BUILD BRIDGES, NOT WALLS
This is why Singapore must build bridges in a world where major powers build walls and societies fragment across different fault lines, Mr Heng said.
“It has been 30 years since the fall of the Berlin Wall, but many more walls have come up, between the competing major powers, and also within societies, across cultural, social and economic lines,” he said.
“We have to go against the current tide, as we cannot afford to be a walled community. Our economy must remain open because trade is our lifeblood. Our society must also remain open because diversity is our strength.”
Mr Heng said this means staying united, renewing and strengthening social compact, and working with like-minded partners – especially in the region – to keep the world open.
When it comes to staying united, Mr Heng said Singapore must never let its guard down in a world that has become increasingly polarised.
The Government has taken "deliberate steps" to strengthen cohesion, he said, such as introducing legislation to deal with hate speech and misinformation, institutional structures to improve trust across different faiths, and policies like the Ethnic Integration Policy for HDB flats to improve social mixing.
"The aim of these policies is not to minimise or paper over our diversity," Mr Heng said.
"We want to prevent walls from being erected and instead create more common space, for our peoples to share their experiences and views, to deepen mutual understanding and respect."
STRENGTHENING SOCIAL COMPACT
Staying united also means progressing together and investing in people, through schools and lifelong learning, to ensure they can make full use of new economic opportunities like artificial intelligence.
"But this alone is not enough, as not everyone is able to keep pace," Mr Heng said.

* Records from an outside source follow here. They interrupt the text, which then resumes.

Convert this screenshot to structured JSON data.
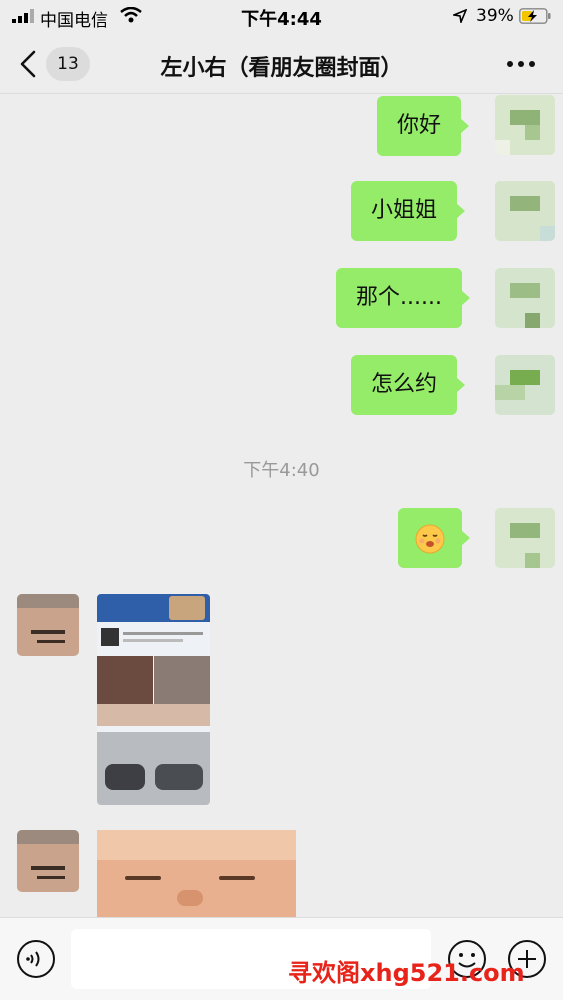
{
  "status_bar": {
    "carrier": "中国电信",
    "time": "下午4:44",
    "battery": "39%"
  },
  "nav": {
    "unread_count": "13",
    "title": "左小右（看朋友圈封面）"
  },
  "messages": [
    {
      "from": "me",
      "text": "你好"
    },
    {
      "from": "me",
      "text": "小姐姐"
    },
    {
      "from": "me",
      "text": "那个......"
    },
    {
      "from": "me",
      "text": "怎么约"
    },
    {
      "from": "divider",
      "text": "下午4:40"
    },
    {
      "from": "me",
      "type": "emoji",
      "emoji": "😶"
    },
    {
      "from": "friend",
      "type": "image",
      "description": "poster"
    },
    {
      "from": "friend",
      "type": "image",
      "description": "photo"
    }
  ],
  "input_bar": {
    "input_value": ""
  },
  "watermark": "寻欢阁xhg521.com",
  "colors": {
    "bubble_sent": "#95ec69",
    "background": "#ededed"
  }
}
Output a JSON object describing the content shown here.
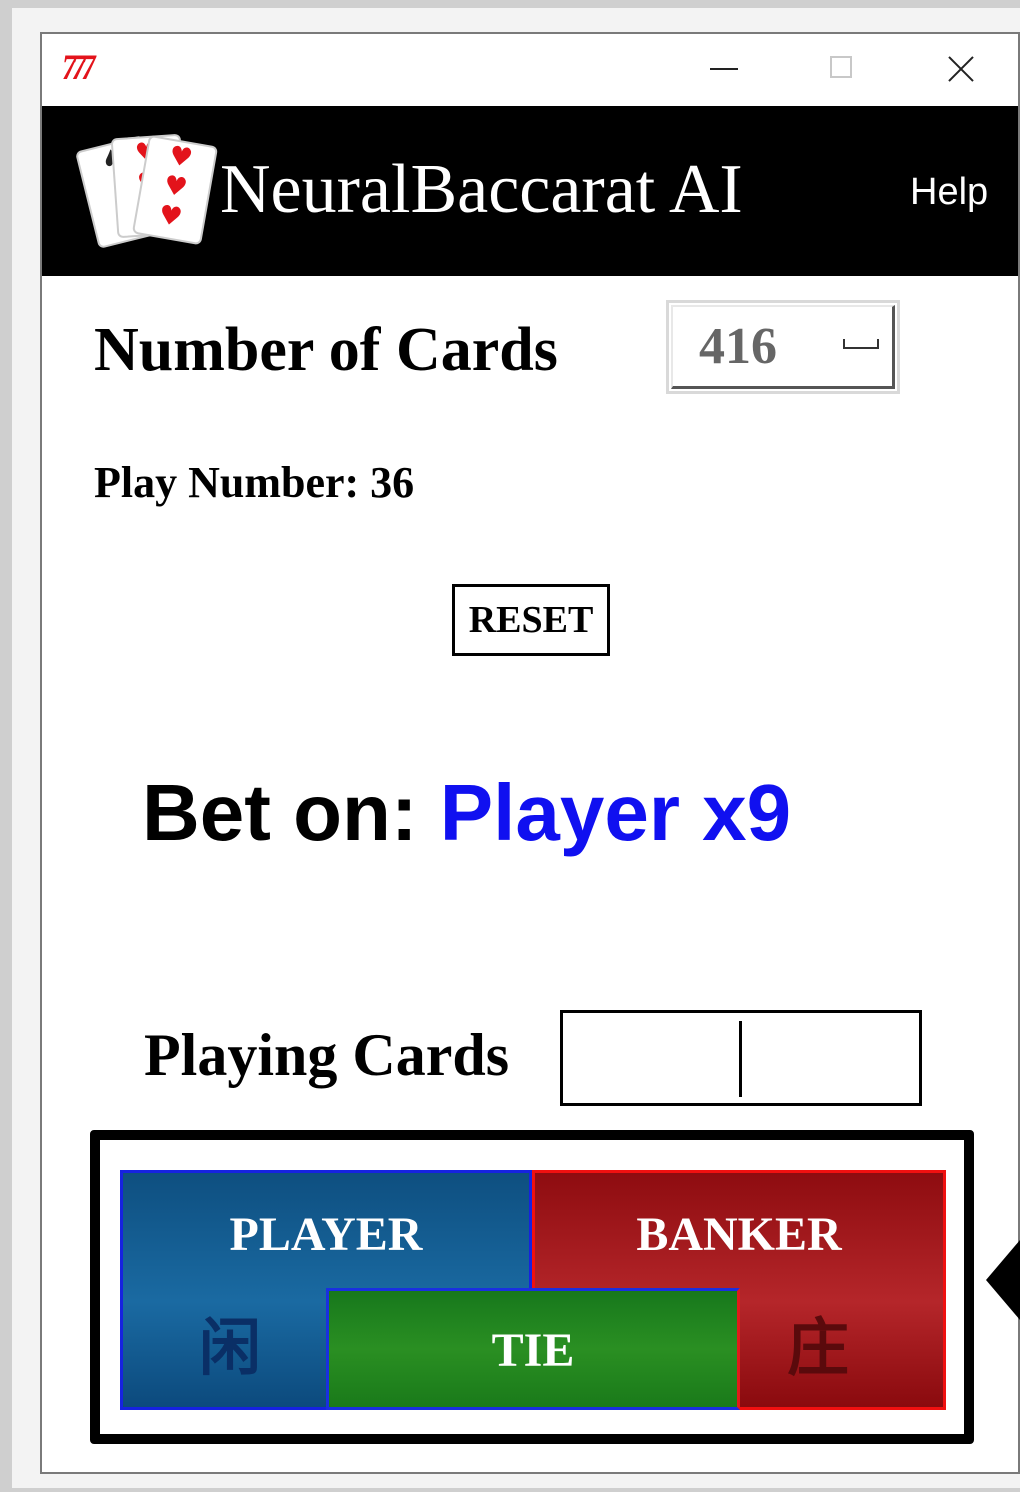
{
  "titlebar": {
    "app_icon_text": "777",
    "minimize_icon": "minimize-icon",
    "maximize_icon": "maximize-icon",
    "close_icon": "close-icon"
  },
  "header": {
    "title": "NeuralBaccarat AI",
    "help_label": "Help",
    "logo_icon": "playing-cards-logo"
  },
  "settings": {
    "num_cards_label": "Number of Cards",
    "num_cards_value": "416"
  },
  "status": {
    "play_number_label": "Play Number: 36"
  },
  "actions": {
    "reset_label": "RESET"
  },
  "prediction": {
    "label": "Bet on:",
    "value": "Player x9",
    "value_color": "#1010f0"
  },
  "cards_input": {
    "label": "Playing Cards",
    "value": ""
  },
  "board": {
    "player": {
      "label": "PLAYER",
      "cn": "闲",
      "color": "#1a6aa2"
    },
    "banker": {
      "label": "BANKER",
      "cn": "庄",
      "color": "#b5262a"
    },
    "tie": {
      "label": "TIE",
      "color": "#2a8f22"
    }
  }
}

"Therefore we have to strengthen our social safety nets to ensure housing, education and healthcare remain accessible and affordable to all, to do more for the vulnerable among us."
Even as new opportunities are created, the Government is committed to ensuring that "no one will be left behind, no one will be shut out".
"As long as they are willing to work hard, we will support them to make a better life for themselves and their families," he added.
WORKING WITH PARTNERS
Still, Singapore must not only work together as one nation, but also internationally with like-minded partners.
Southeast Asia is projected to be the fourth-largest economy by 2030, after the US, China and the European Union, he pointed out, adding that a growing middle class means demand for goods and services will grow.
Mr Heng said the Association of Southeast Asian Nations recently concluded negotiations on what would become the world's largest trade pact, while Singapore has been deepening cooperation with Southeast Asia on the bilateral level.
"But we can do more – not just at the government-to-government level," he said.
"We should do more in different spheres and across different levels. All of us need to start thinking and acting regionally and globally."
Mr Heng said Singapore will better prepare and encourage its people to venture into Southeast Asia through study exchanges, work attachments and internships.
For instance, he said the Ministry of Education is doing more to support students who are keen to pick up a third language and is reviewing how it can further improve students’ engagement in the region.
The Global Innovation Alliance also helps connect Singaporeans with their global counterparts and other tech and business communities.
"We also welcome our regional partners to use Singapore as a base to explore the world to build more bridges between our region and the rest of the international community," Mr Heng added.